Although the unemployment rate has been quite low in the years following the Obama presidency, it is expected to rise in 2020 and subsequent years. This is due to an economic downturn caused by the factors that you will read about below. It goes without saying that a higher unemployment rate means that consumers have less disposable income, thus resulting in less stimulation of the economy.
Inflation is an upward price pressure that makes goods more expensive, and is directly related to weakened currency. If inflation increases, a currency’s buying power is decreased. This can negatively impact the economy, because both companies and consumers will try to spend less. Too much deflation also isn’t good. In fact, many economic forecasters see deflation more likely 2020, which may result in a recession.
7. Interest rates
When interest rates are increased, it causes a ripple effect in the economy that indirectly affects the stock market. That’s because borrowing money from the Fed costs more for banks, which means that they have to increase the rates they charge their customers when borrowing money. This in turn means that credit card interested and mortgage interest rates rise, and thus consumers spend less money.
When consumers spend less money, businesses make less money as well. When businesses’ profits fall, they cut back on growth and this causes a decrease in estimated amount of future cash flows, thus lowering the price of the stock of the company in question.
6. Instability in global markets
Global markets are also experiencing quite a bit of turbulence, with a mentality of fear taking over, and leading to the increased emergence of far-right politicians. One of the biggest concerns for the global economy is the potential of Britain leaving the EU, also known as Brexit, which is having a very negative effect in consumer confidence, causing consumers worldwide to reign in their spending.
5. Trade wars
Simply put, a trade war is an economic conflict that occurs when one country raises tariffs on goods that another country would like to import. One nation may decide to impose higher tariffs on the goods from another nation in order to make domestic prices for those goods more competitive. This may work in the short run, but in the long run it ends up slowing economic growth and spiking inflation.
Currently in the US, in order to decrease the country’s deficit, the president has raised tariffs on products from various countries, but namely China. China retaliated, raising tariffs on products from the US and the result has actually weakened the US economy in various ways, and may continue to do so in 2020.
Unless you live under a rock, you are probably aware that 2020 is the year of the US presidential election.
Election years bring about greater uncertainty when it comes to the country’s economic policy, in general, and the 2020 election is set to be quite unpredictable.
- Corporate taxes: Under Trump, large corporations have seen substantial tax cuts which will most likely be reversed should a democrat win the election. This would decrease the rates on profits made by corporations and reduce the worth of such companies’ stocks.

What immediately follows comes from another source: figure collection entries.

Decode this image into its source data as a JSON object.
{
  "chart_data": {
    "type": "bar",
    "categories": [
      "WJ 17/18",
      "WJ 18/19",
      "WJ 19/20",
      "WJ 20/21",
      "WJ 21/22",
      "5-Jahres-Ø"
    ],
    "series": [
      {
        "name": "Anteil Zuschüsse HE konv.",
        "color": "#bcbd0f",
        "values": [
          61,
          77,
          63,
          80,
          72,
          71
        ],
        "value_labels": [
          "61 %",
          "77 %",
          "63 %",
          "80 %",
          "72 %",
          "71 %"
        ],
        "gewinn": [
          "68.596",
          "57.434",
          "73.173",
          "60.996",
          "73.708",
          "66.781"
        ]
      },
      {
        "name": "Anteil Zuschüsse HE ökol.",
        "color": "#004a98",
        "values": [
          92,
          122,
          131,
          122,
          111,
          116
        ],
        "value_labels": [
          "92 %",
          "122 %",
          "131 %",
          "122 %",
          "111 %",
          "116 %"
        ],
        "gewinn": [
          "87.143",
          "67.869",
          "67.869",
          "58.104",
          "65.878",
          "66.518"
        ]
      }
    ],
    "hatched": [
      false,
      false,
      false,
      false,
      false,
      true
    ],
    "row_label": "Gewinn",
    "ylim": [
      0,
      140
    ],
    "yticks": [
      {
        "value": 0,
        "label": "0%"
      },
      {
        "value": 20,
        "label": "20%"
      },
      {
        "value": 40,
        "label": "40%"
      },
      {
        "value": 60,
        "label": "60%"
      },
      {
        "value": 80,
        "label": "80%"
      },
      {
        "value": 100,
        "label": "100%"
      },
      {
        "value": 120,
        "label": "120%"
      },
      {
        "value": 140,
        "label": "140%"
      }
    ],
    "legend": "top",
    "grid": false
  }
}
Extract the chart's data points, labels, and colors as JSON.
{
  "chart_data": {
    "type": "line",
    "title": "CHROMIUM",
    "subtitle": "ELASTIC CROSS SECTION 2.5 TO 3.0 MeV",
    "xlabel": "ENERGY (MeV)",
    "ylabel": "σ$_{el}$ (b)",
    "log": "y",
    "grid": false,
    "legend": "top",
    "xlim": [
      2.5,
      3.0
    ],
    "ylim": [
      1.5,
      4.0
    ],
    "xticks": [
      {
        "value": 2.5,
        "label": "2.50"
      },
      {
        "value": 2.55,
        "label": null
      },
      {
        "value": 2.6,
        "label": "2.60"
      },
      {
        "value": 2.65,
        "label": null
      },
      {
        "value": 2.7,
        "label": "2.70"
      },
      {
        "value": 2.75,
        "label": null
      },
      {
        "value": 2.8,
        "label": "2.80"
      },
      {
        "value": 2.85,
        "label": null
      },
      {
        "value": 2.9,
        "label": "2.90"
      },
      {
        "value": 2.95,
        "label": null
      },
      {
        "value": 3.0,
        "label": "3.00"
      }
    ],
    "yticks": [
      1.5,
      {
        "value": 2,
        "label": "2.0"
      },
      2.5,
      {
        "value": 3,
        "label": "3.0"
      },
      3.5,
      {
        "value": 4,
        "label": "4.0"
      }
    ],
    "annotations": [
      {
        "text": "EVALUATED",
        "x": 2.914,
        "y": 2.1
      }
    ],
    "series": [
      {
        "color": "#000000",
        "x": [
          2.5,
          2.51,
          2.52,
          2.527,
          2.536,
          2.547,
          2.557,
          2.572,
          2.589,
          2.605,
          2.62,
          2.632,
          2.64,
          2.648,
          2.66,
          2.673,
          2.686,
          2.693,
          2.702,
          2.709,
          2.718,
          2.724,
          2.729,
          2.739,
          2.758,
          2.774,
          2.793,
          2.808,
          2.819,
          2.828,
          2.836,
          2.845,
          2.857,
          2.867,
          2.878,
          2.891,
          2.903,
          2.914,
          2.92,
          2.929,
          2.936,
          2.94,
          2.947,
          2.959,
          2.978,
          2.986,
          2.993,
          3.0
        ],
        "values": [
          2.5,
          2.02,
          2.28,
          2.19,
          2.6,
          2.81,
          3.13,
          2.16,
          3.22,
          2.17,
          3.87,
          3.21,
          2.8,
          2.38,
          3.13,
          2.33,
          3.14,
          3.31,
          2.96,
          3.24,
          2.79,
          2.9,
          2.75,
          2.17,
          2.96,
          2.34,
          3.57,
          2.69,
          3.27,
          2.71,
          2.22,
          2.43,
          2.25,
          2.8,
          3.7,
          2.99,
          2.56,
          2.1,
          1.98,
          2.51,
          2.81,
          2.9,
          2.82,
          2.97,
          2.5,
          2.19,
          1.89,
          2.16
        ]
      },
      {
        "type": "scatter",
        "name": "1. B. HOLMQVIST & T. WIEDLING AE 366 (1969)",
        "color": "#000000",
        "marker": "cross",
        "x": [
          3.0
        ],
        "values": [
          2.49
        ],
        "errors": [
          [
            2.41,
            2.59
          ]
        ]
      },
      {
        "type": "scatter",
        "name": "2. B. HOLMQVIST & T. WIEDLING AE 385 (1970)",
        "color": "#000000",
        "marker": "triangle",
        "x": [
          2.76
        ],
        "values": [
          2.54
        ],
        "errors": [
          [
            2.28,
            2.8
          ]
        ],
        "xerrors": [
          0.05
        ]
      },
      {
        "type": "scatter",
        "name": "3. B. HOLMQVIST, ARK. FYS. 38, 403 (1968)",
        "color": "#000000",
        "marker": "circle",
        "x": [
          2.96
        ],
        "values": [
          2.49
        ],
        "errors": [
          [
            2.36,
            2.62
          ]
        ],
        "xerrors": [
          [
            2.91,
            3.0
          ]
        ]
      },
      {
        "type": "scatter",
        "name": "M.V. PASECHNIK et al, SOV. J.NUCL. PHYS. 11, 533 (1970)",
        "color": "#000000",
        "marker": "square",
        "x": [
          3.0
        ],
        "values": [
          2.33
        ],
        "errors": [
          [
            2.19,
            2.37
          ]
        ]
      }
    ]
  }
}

- Wealth taxes: Some of the democratic candidates have a plan to impose a wealth tax, raising taxes on income, capital gains and wealth in general, especially for those who make over one billion dollars. The money made from these higher taxes would go towards funding Medicare for All, education and housing. This may benefit the stock market, as average consumers will have more disposable income, in turn creating a stronger economy. And rich people will stay rich, so they won’t stop spending their money anytime soon either.
- Consumer gains: Most of the democrats who are running for president have plans to benefit the middle class. Those plans include providing universal child care, cancelling student debt and creating a standard minimum wage. This will, again, put more money in the consumers’ pockets, and thus help to stimulate the overall economy.
3. Yield curve
A yield curve is a graphical representation used to visualize the yields available for bonds which have the same credit quality, but different maturity dates.
There are various kinds of yield curves—a normal curve, a steep curve, an inverted curve, a flat curve or a humped curve. The current yield curve is flattening, due to a hike in the Fed’s rate. This flattening is often an indication of a weakening economy.
2. Wealth inequality
The gap between the rich and the poor in the United States is increasing, and shows no signs of stopping. The problem with this for the stock market is that it is, since the middle and lower classes make up around 99% of the population, they also have the most effect on the economy. And with them making drastically less money than the top 1%, they don’t have enough disposable income to stimulate the economy, and this is forecasted to continue and worsen in 2020.
- Pandemic situation
After the global pandemic and the disruption of many industries and markets there is no doubt that Covid-19 will be the main influencing factor of 2020. This issue goes beyond politics, financial analyses and stock evaluation. We will keep it short – this will hit the market in unprecedented way and you know what – only few will benefit. Nobody knows who and how. It could be down to deep understanding of financial markets or just pure luck.